Fallback: Regular Email (SMTP)

If the direct HTTPS method doesn’t work (the other server is old, temporarily down, misconfigured, etc.), the sending server will fall back to normal email delivery:

  • It looks up the MX records for the destination domain.
  • It tries to deliver the message over SMTP (port 25), just like any other email server would.

This fallback means that chatmail users can still reach people on almost any email address in the world, while getting the better experience when both sides are proper chatmail servers.

Why the Two Paths?

The design is pragmatic:

  • Direct HTTPS federation between chatmail servers = lower latency than SMTP-only paths and less routing metadata exposure.
  • Classic SMTP fallback = maximum compatibility with the rest of the email world.

Users and operators usually don’t have to think about which path is being used. The servers negotiate it automatically.

What the Receiving Server Does

When any message arrives (local or federated):

  1. The PGP-only gate runs again on the receiving side (defense in depth).
  2. Policy and blocklist checks are performed.
  3. Quota is checked.
  4. The encrypted message is written to the recipient’s Maildir.
  5. Any connected IMAP clients are notified (IDLE push).

Even when a message comes from another chatmail server, the receiving server still enforces its own rules. This is important for security and spam control.

Federation Health and the Admin View

Operators can see useful information in the admin interface (or via CLI):

  • Which other servers their server has recently talked to
  • Success rate and average latency for deliveries to each peer
  • Current size of the outbound retry queue

This helps spot when another server is having problems or when there is a routing issue.

If deliveries to a particular domain keep failing, the admin can sometimes add a DNS override or investigate the other server’s configuration.

What Users Experience

For normal users on Delta Chat, federation is mostly invisible:

  • They just type an address and send.
  • If the recipient is on another chatmail server, the message usually arrives very quickly.
  • If the recipient is on a regular email provider, it still works (via the SMTP fallback).
  • Delivery failures are reported back in a way Delta Chat can show nicely to the user.

The complexity of federation is deliberately hidden from the end user.

Important Privacy Points

  • Messages are encrypted on the sender’s device before they ever touch the network.
  • The sending server cannot read the content (it only sees encrypted data).
  • The receiving server also cannot read the content (same reason).
  • Federation metadata (which servers talked to which) is much lower than traditional email in the preferred HTTPS path.

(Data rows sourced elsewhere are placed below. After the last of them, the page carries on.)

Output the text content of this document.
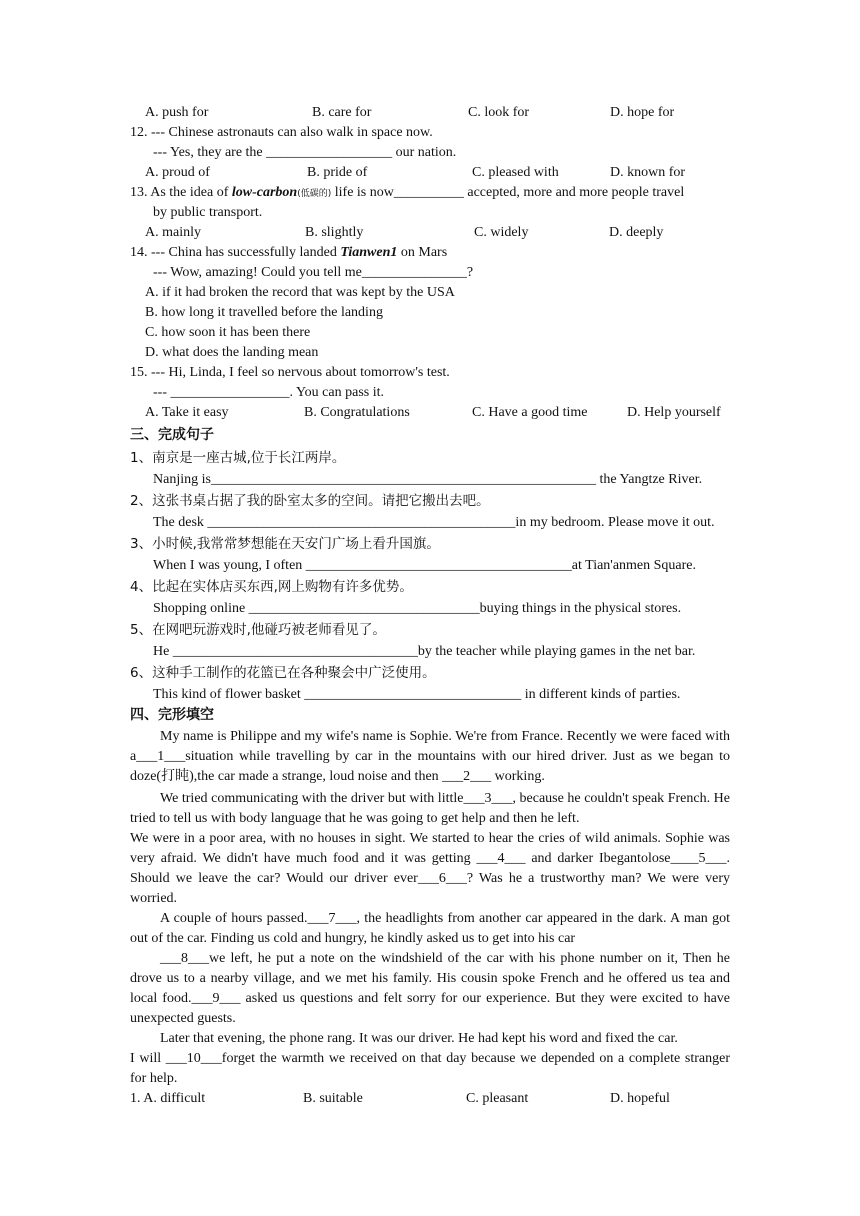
A. push for	B. care for	C. look for	D. hope for
12. --- Chinese astronauts can also walk in space now.
--- Yes, they are the __________________ our nation.
A. proud of	B. pride of	C. pleased with	D. known for
13. As the idea of low-carbon(低碳的) life is now__________ accepted, more and more people travel
by public transport.
A. mainly	B. slightly	C. widely	D. deeply
14. --- China has successfully landed Tianwen1 on Mars
--- Wow, amazing! Could you tell me_______________?
A. if it had broken the record that was kept by the USA
B. how long it travelled before the landing
C. how soon it has been there
D. what does the landing mean
15. --- Hi, Linda, I feel so nervous about tomorrow's test.
--- _________________. You can pass it.
A. Take it easy	B. Congratulations	C. Have a good time	D. Help yourself
三、完成句子
1、南京是一座古城,位于长江两岸。
Nanjing is_______________________________________________________ the Yangtze River.
2、这张书桌占据了我的卧室太多的空间。请把它搬出去吧。
The desk ____________________________________________in my bedroom. Please move it out.
3、小时候,我常常梦想能在天安门广场上看升国旗。
When I was young, I often ______________________________________at Tian'anmen Square.
4、比起在实体店买东西,网上购物有许多优势。
Shopping online _________________________________buying things in the physical stores.
5、在网吧玩游戏时,他碰巧被老师看见了。
He ___________________________________by the teacher while playing games in the net bar.
6、这种手工制作的花篮已在各种聚会中广泛使用。
This kind of flower basket _______________________________ in different kinds of parties.
四、完形填空
My name is Philippe and my wife's name is Sophie. We're from France. Recently we were faced with a___1___situation while travelling by car in the mountains with our hired driver. Just as we began to doze(打盹),the car made a strange, loud noise and then ___2___ working.
We tried communicating with the driver but with little___3___, because he couldn't speak French. He tried to tell us with body language that he was going to get help and then he left.
We were in a poor area, with no houses in sight. We started to hear the cries of wild animals. Sophie was very afraid. We didn't have much food and it was getting ___4___ and darker Ibegantolose____5___. Should we leave the car? Would our driver ever___6___? Was he a trustworthy man? We were very worried.
A couple of hours passed.___7___, the headlights from another car appeared in the dark. A man got out of the car. Finding us cold and hungry, he kindly asked us to get into his car
___8___we left, he put a note on the windshield of the car with his phone number on it, Then he drove us to a nearby village, and we met his family. His cousin spoke French and he offered us tea and local food.___9___ asked us questions and felt sorry for our experience. But they were excited to have unexpected guests.
Later that evening, the phone rang. It was our driver. He had kept his word and fixed the car.
I will ___10___forget the warmth we received on that day because we depended on a complete stranger for help.
1. A. difficult	B. suitable	C. pleasant	D. hopeful
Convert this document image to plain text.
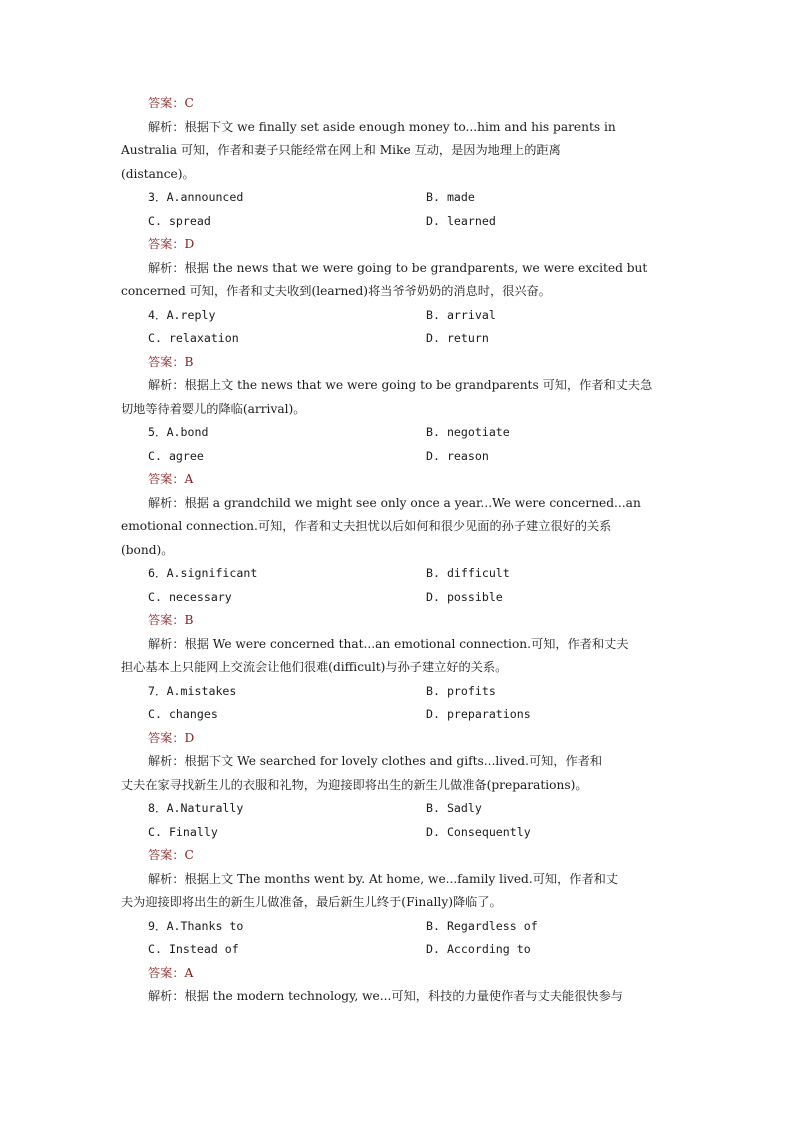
答案：C
解析：根据下文 we finally set aside enough money to...him and his parents in
Australia 可知，作者和妻子只能经常在网上和 Mike 互动，是因为地理上的距离
(distance)。
3．A.announced	B. made
C. spread	D. learned
答案：D
解析：根据 the news that we were going to be grandparents, we were excited but
concerned 可知，作者和丈夫收到(learned)将当爷爷奶奶的消息时，很兴奋。
4．A.reply	B. arrival
C. relaxation	D. return
答案：B
解析：根据上文 the news that we were going to be grandparents 可知，作者和丈夫急
切地等待着婴儿的降临(arrival)。
5．A.bond	B. negotiate
C. agree	D. reason
答案：A
解析：根据 a grandchild we might see only once a year...We were concerned...an
emotional connection.可知，作者和丈夫担忧以后如何和很少见面的孙子建立很好的关系
(bond)。
6．A.significant	B. difficult
C. necessary	D. possible
答案：B
解析：根据 We were concerned that...an emotional connection.可知，作者和丈夫
担心基本上只能网上交流会让他们很难(difficult)与孙子建立好的关系。
7．A.mistakes	B. profits
C. changes	D. preparations
答案：D
解析：根据下文 We searched for lovely clothes and gifts...lived.可知，作者和
丈夫在家寻找新生儿的衣服和礼物，为迎接即将出生的新生儿做准备(preparations)。
8．A.Naturally	B. Sadly
C. Finally	D. Consequently
答案：C
解析：根据上文 The months went by. At home, we...family lived.可知，作者和丈
夫为迎接即将出生的新生儿做准备，最后新生儿终于(Finally)降临了。
9．A.Thanks to	B. Regardless of
C. Instead of	D. According to
答案：A
解析：根据 the modern technology, we...可知，科技的力量使作者与丈夫能很快参与
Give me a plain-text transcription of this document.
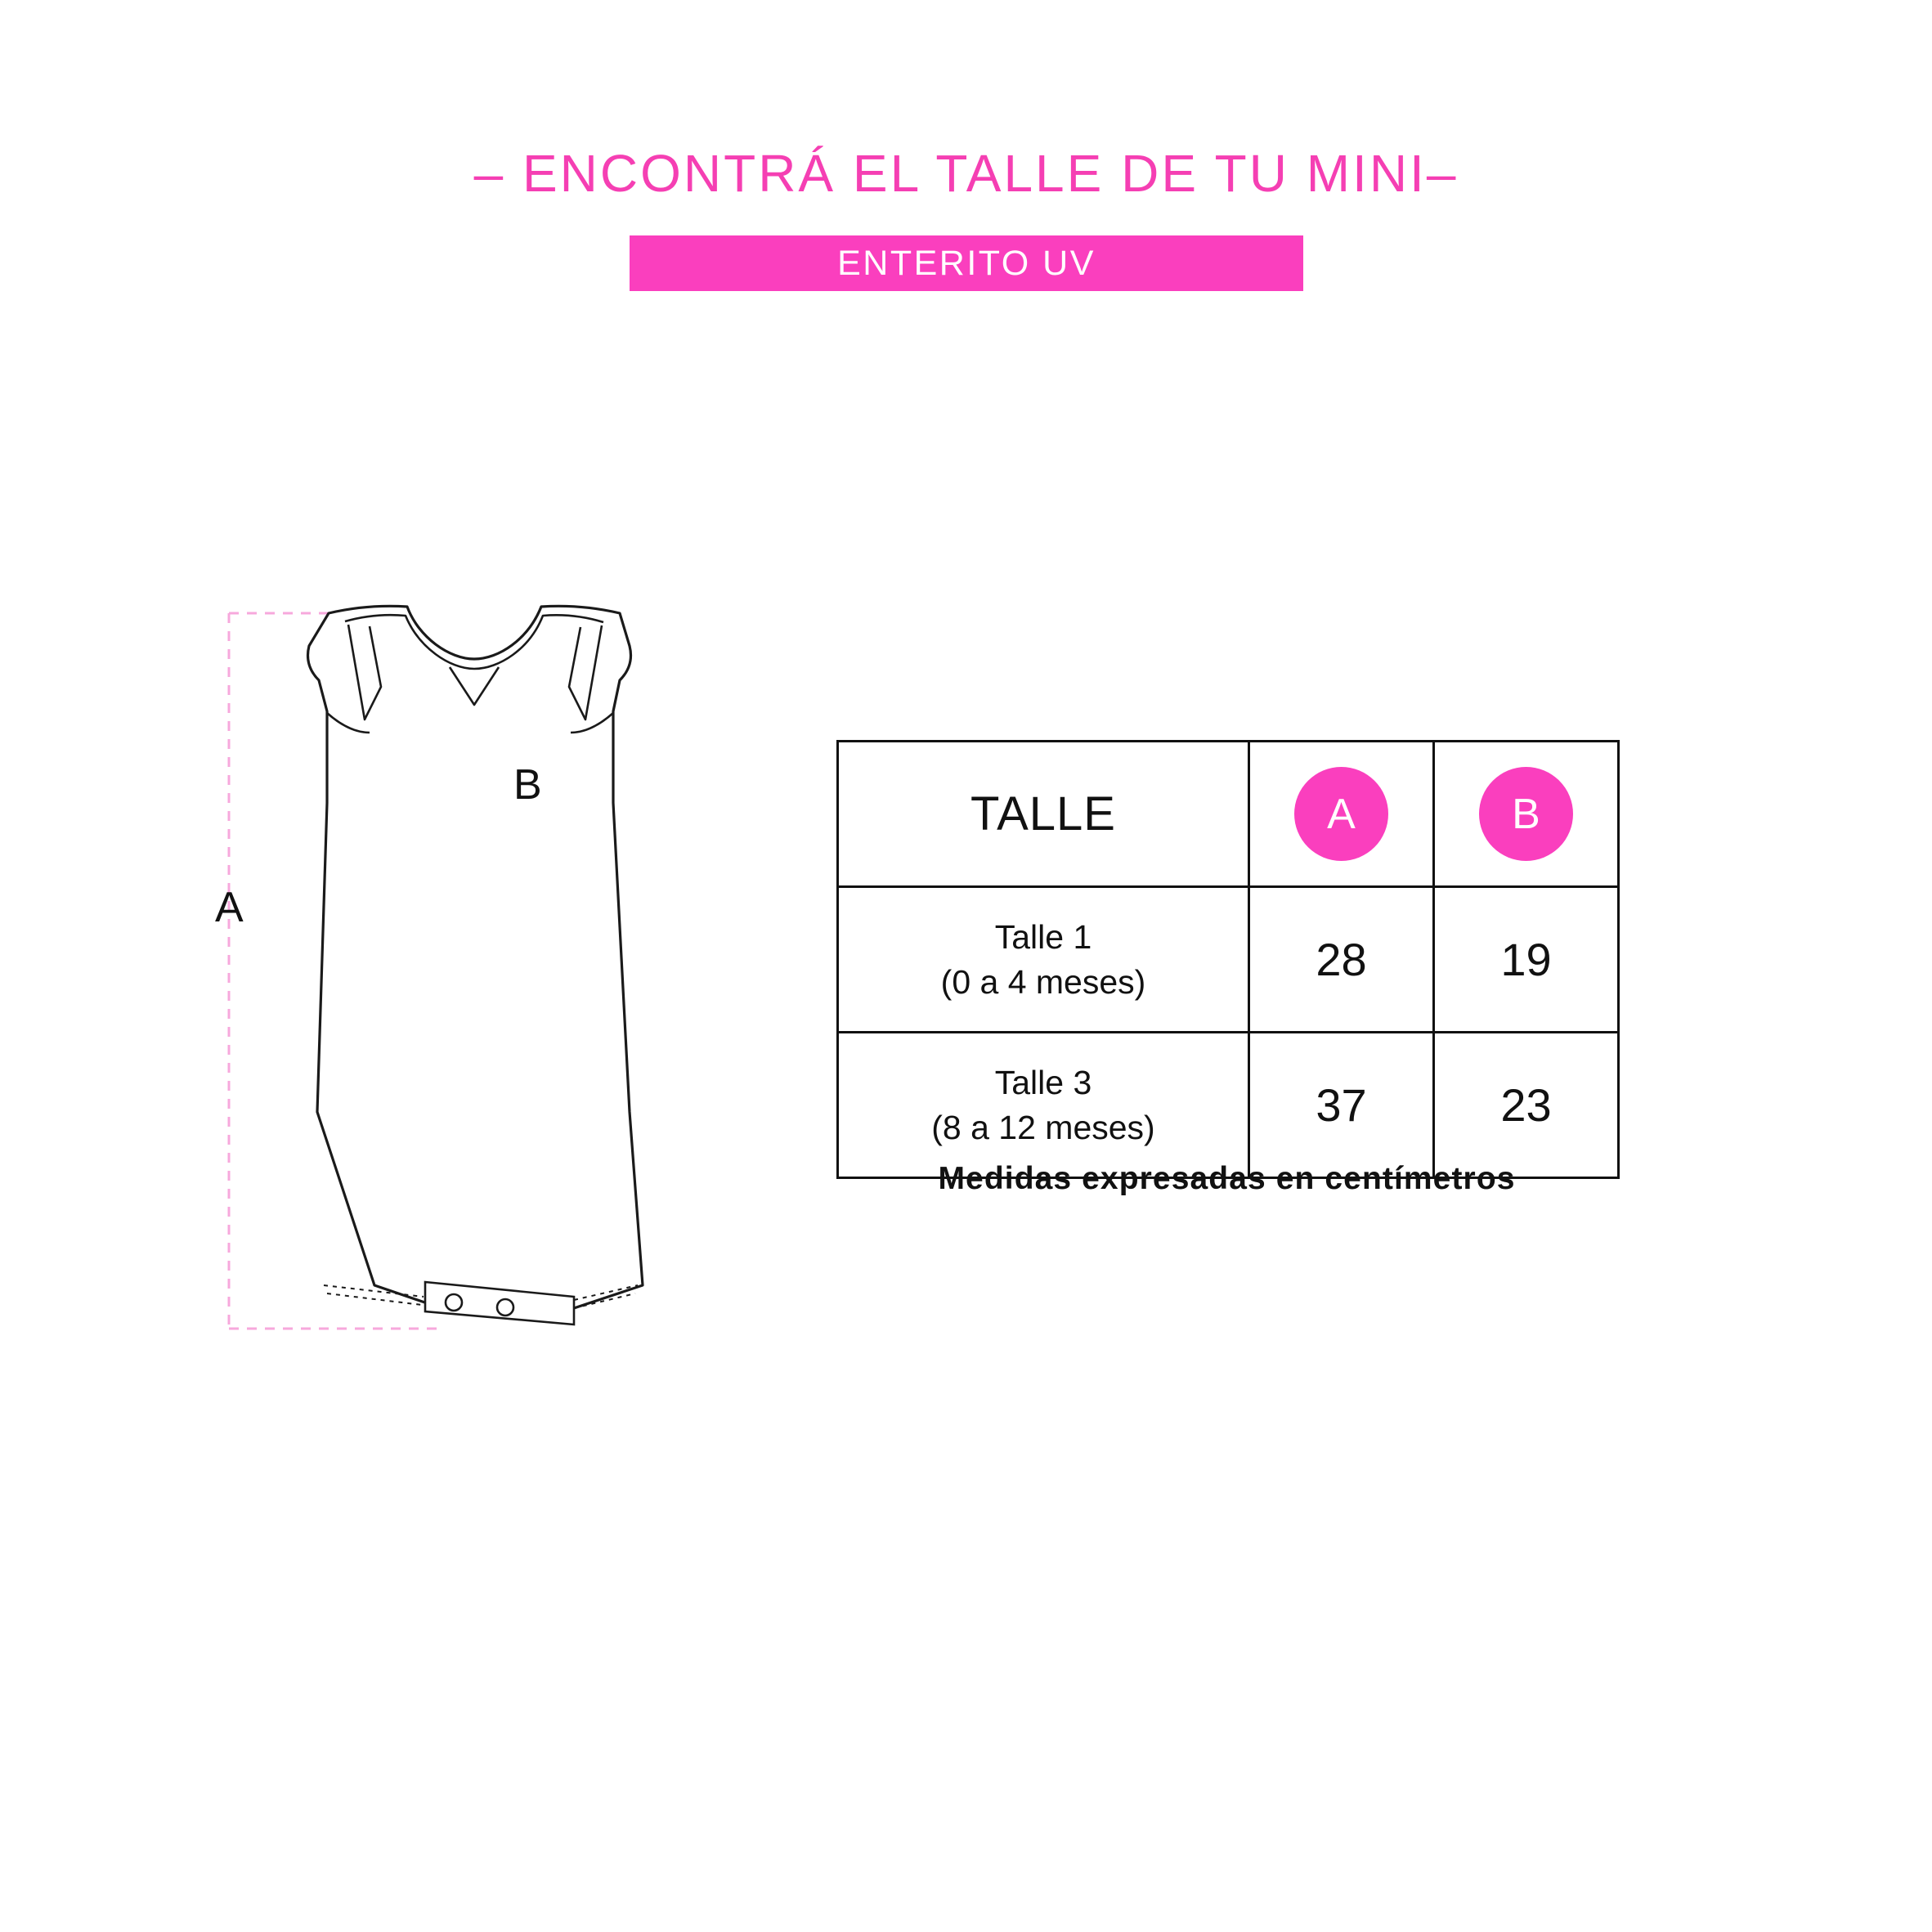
– ENCONTRÁ EL TALLE DE TU MINI–
ENTERITO UV
A
B
TALLE	A	B

Talle 1
(0 a 4 meses)	28	19

Talle 3
(8 a 12 meses)	37	23
Medidas expresadas en centímetros
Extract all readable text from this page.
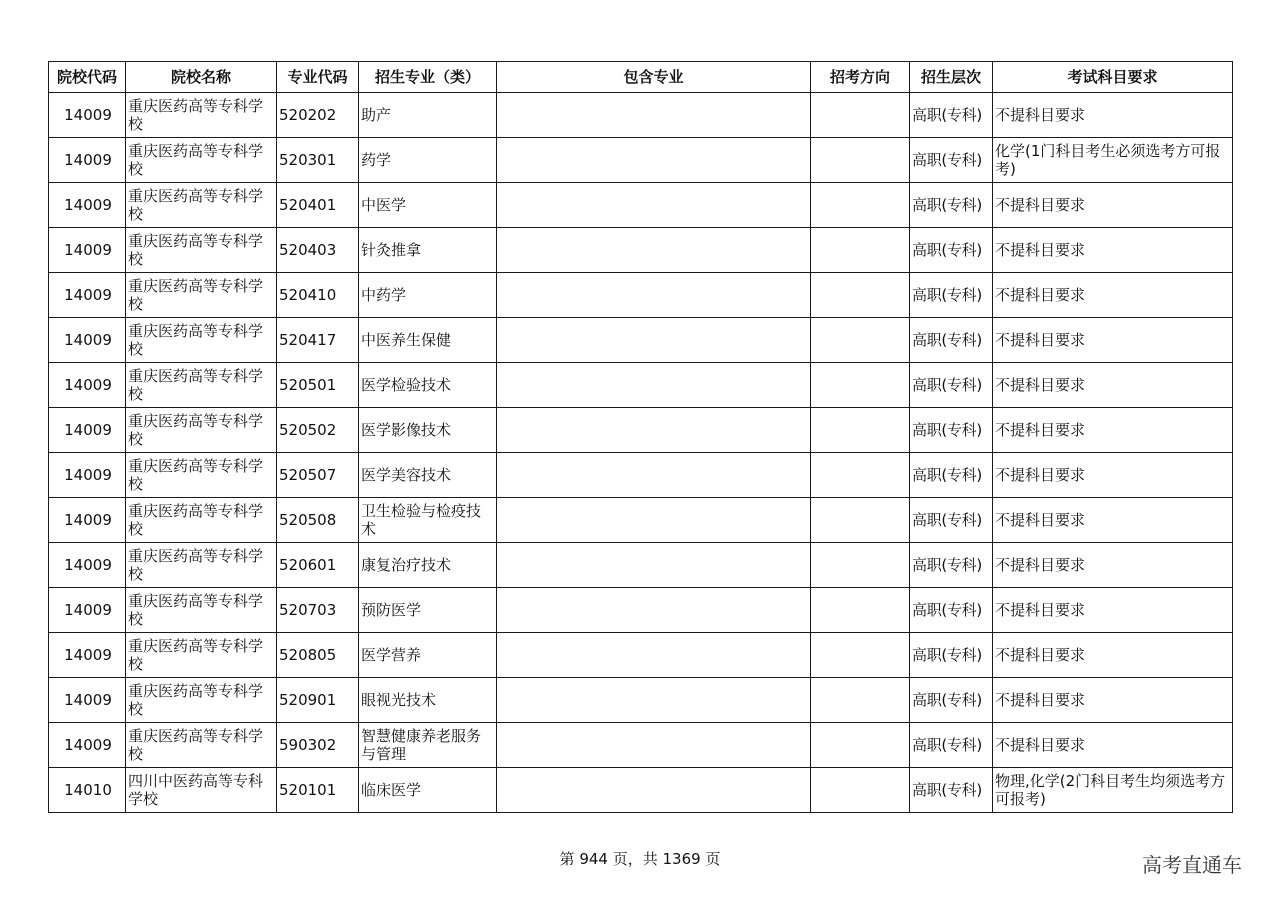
院校代码	院校名称	专业代码	招生专业（类）	包含专业	招考方向	招生层次	考试科目要求
14009	重庆医药高等专科学校	520202	助产			高职(专科)	不提科目要求
14009	重庆医药高等专科学校	520301	药学			高职(专科)	化学(1门科目考生必须选考方可报考)
14009	重庆医药高等专科学校	520401	中医学			高职(专科)	不提科目要求
14009	重庆医药高等专科学校	520403	针灸推拿			高职(专科)	不提科目要求
14009	重庆医药高等专科学校	520410	中药学			高职(专科)	不提科目要求
14009	重庆医药高等专科学校	520417	中医养生保健			高职(专科)	不提科目要求
14009	重庆医药高等专科学校	520501	医学检验技术			高职(专科)	不提科目要求
14009	重庆医药高等专科学校	520502	医学影像技术			高职(专科)	不提科目要求
14009	重庆医药高等专科学校	520507	医学美容技术			高职(专科)	不提科目要求
14009	重庆医药高等专科学校	520508	卫生检验与检疫技术			高职(专科)	不提科目要求
14009	重庆医药高等专科学校	520601	康复治疗技术			高职(专科)	不提科目要求
14009	重庆医药高等专科学校	520703	预防医学			高职(专科)	不提科目要求
14009	重庆医药高等专科学校	520805	医学营养			高职(专科)	不提科目要求
14009	重庆医药高等专科学校	520901	眼视光技术			高职(专科)	不提科目要求
14009	重庆医药高等专科学校	590302	智慧健康养老服务与管理			高职(专科)	不提科目要求
14010	四川中医药高等专科学校	520101	临床医学			高职(专科)	物理,化学(2门科目考生均须选考方可报考)
第 944 页，共 1369 页	高考直通车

This is why many people consider chatmail federation more private than routing everything through big email providers.

Common Operator Questions

“Can I force all mail to another specific server to use the direct HTTPS path?”

In many cases the server will prefer it automatically once it has successfully used the direct path once. There are also admin tools (DNS overrides, endpoint cache) for special cases.

“What if the other server is not a chatmail server?”

It will usually fall back to normal SMTP. Delivery may be slower and you lose HTTP-first federation behaviour, but basic email delivery can still work.

“Do I need special firewall rules for federation?”

For reliable chatmail-to-chatmail delivery, outbound HTTPS (443) should work. The SMTP fallback uses port 25 outbound. Many networks already allow this.

Summary

Sending and receiving on a chatmail server works like this:

  • Local messages = fast and simple (encrypted blob written to disk + push).
  • Messages to other chatmail servers = preferred fast HTTPS federation with classic email as a reliable fallback.
  • The strong encryption rules are enforced on both ends.
  • Most of the complexity is hidden from users.

This hybrid approach keeps HTTP-first delivery between chatmail relays while retaining SMTP fallback for the wider Internet.